Et la question de l’eau, dans tout ça ?

Elle est restée centrale. Mais on a découvert à quel point elle est liée aux inégalités sociales. En Inde, par exemple, certaines castes vivent sans accès à l’eau courante, tandis que d’autres en disposent en abondance. Et cette pénurie touche surtout les femmes, qui portent la charge des tâches ménagères. Moins il y a d’eau, plus leur quotidien devient difficile.

Mais le climat nous a aussi réservé des surprises : nous avons reçu les plus grosses averses dans des endroits désertiques, et une tempête de neige à Shimla, alors qu’on allait y filmer l’absence de neige ! C’était une façon, quelque part, de nous rappeler que le climat est devenu imprévisible. Et que notre film ne pouvait pas être un documentaire classique.

Vous vouliez éviter l’avion. Y êtes-vous parvenus ?

Pas complètement. L’objectif initial était de rejoindre l’Inde sans avion, mais la réalité nous a vite rattrapés. Certains pays étaient fermés, d’autres compliqués à traverser. On a essayé de rejoindre l’Égypte en bateau depuis la Turquie : impossible. Puis, entre Oman et l’Inde, on n’a pas pu monter sur un cargo à cause des restrictions liées au trafic humain. Nous avons dû prendre un avion…

À un moment, nous nous sommes demandés si ça valait encore la peine de faire un film. Et c’est notre marraine, Flore Vasseur, qui nous a reboostés. Elle nous a dit : «On voit tout le temps des aventuriers qui réussissent tout. Mais échouer fait aussi partie du chemin.» On a compris que ce n’était pas parce qu’on n’avait pas tout réussi qu’on avait échoué.

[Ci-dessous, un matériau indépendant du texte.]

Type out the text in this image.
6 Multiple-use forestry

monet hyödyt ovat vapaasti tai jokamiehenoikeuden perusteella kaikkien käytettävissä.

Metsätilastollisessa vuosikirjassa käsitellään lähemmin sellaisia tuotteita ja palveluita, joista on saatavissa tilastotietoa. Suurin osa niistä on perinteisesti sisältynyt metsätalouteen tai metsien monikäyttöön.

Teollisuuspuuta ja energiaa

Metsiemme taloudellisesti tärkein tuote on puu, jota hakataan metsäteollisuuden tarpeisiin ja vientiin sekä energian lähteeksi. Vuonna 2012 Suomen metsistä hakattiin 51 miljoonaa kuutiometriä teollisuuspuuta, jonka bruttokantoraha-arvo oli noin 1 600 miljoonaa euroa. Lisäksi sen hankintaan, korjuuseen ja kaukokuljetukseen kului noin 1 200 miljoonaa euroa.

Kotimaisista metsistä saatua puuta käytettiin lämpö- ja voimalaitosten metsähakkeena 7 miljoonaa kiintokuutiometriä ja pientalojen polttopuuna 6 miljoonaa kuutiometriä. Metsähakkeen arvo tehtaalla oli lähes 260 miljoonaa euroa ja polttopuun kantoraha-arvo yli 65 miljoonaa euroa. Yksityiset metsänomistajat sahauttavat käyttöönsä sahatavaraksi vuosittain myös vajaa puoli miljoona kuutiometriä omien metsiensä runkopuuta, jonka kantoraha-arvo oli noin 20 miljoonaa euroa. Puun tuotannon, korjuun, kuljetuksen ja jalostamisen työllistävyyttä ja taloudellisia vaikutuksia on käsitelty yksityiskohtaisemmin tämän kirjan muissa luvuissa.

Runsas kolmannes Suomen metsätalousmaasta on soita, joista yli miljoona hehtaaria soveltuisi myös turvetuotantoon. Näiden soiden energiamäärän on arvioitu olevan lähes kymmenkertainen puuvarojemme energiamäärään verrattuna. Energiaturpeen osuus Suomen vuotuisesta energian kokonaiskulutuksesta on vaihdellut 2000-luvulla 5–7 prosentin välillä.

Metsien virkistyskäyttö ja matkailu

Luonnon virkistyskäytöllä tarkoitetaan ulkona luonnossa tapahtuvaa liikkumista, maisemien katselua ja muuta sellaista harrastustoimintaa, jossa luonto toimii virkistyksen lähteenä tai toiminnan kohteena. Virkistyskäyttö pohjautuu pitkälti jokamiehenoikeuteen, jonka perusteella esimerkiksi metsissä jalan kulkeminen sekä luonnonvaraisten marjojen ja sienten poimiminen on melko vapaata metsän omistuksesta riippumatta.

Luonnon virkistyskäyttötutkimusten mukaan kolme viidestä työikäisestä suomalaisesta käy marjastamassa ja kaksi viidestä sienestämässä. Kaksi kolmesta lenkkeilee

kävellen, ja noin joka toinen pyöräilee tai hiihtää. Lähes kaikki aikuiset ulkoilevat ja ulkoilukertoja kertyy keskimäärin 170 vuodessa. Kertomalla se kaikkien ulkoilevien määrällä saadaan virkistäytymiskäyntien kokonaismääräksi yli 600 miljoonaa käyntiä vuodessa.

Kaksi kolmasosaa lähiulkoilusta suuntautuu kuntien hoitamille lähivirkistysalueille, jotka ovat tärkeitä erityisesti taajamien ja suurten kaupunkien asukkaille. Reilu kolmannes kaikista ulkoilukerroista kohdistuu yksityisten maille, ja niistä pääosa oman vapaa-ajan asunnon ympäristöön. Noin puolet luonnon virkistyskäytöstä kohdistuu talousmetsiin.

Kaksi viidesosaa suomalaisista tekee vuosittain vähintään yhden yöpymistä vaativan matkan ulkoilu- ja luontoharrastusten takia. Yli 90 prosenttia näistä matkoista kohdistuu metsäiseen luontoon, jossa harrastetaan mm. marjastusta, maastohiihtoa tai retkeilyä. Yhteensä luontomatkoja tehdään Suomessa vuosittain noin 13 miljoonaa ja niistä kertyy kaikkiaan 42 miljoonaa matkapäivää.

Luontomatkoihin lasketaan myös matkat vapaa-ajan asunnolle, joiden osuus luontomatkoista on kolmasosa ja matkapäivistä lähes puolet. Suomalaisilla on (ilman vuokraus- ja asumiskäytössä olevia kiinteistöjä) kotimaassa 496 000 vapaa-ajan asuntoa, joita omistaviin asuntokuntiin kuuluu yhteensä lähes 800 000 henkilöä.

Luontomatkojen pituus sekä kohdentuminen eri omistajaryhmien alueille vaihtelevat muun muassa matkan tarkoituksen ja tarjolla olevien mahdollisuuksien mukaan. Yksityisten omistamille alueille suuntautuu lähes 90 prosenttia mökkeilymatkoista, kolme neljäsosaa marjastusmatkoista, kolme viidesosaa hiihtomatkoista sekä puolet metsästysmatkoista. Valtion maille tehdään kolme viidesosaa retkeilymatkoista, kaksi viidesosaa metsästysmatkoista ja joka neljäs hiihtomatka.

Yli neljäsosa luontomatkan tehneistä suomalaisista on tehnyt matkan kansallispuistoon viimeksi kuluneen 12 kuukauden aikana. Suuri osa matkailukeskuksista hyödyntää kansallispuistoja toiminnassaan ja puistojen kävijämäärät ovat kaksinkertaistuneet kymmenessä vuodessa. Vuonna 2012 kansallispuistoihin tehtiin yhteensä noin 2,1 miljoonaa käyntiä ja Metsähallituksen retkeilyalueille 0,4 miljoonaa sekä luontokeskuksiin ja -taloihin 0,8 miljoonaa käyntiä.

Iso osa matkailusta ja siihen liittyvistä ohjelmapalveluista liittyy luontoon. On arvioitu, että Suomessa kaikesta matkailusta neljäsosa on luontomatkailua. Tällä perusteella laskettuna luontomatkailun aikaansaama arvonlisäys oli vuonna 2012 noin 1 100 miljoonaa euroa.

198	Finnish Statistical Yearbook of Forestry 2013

Qu’est-ce qui vous a le plus marqué ? Les plus beaux moments ? Les plus durs ?

Ce sont surtout les rencontres. Un couple d’Allemands qui nous a fait traverser tout le désert d’Arabie saoudite, des inconnus croisés dans un café. Une femme qui nous a invités chez elle à dîner… Ce sont ces moments de générosité qui ont donné toute sa profondeur au film.

Mais il y a aussi eu des phases difficiles : ne pas savoir où dormir, quel transport prendre, être bloqués à une frontière… On a connu des coups de blues. Et, à chaque fois, une rencontre, une main tendue, nous rappelait pourquoi on faisait tout ça.

Le film aborde aussi une dimension plus intérieure, plus spirituelle. C’était voulu ?

Pas au départ. Mais sur la route, on a commencé à se poser des questions sur notre écologie intérieure. Être engagé, c’est bien. Mais si on s’épuise à vouloir sauver le monde sans prendre soin de soi, ça ne tient pas. J’étais sceptique au début. Et puis Victoria m’a aidé à comprendre que si on veut changer le monde, il faut d’abord être aligné avec soi-même.

Le burn-out militant, c’est réel. On parle trop peu de nos émotions, de notre fatigue. Ce film parle aussi de ça. Il invite à se demander : sommes-nous heureux ? Est-ce que notre vie a du sens ?

Quelle est la portée de ce film ?

Je ne veux pas donner de leçon. Je veux créer de nouveaux imaginaires et provoquer des émotions. Le film n’est pas là pour asséner des vérités, mais pour susciter des discussions. Il est politique, oui, mais pas de manière frontale : par les valeurs humaines qu’il transmet. Si les spectateurs sortent de la salle en se sentant touchés, émerveillés, alors on aura réussi.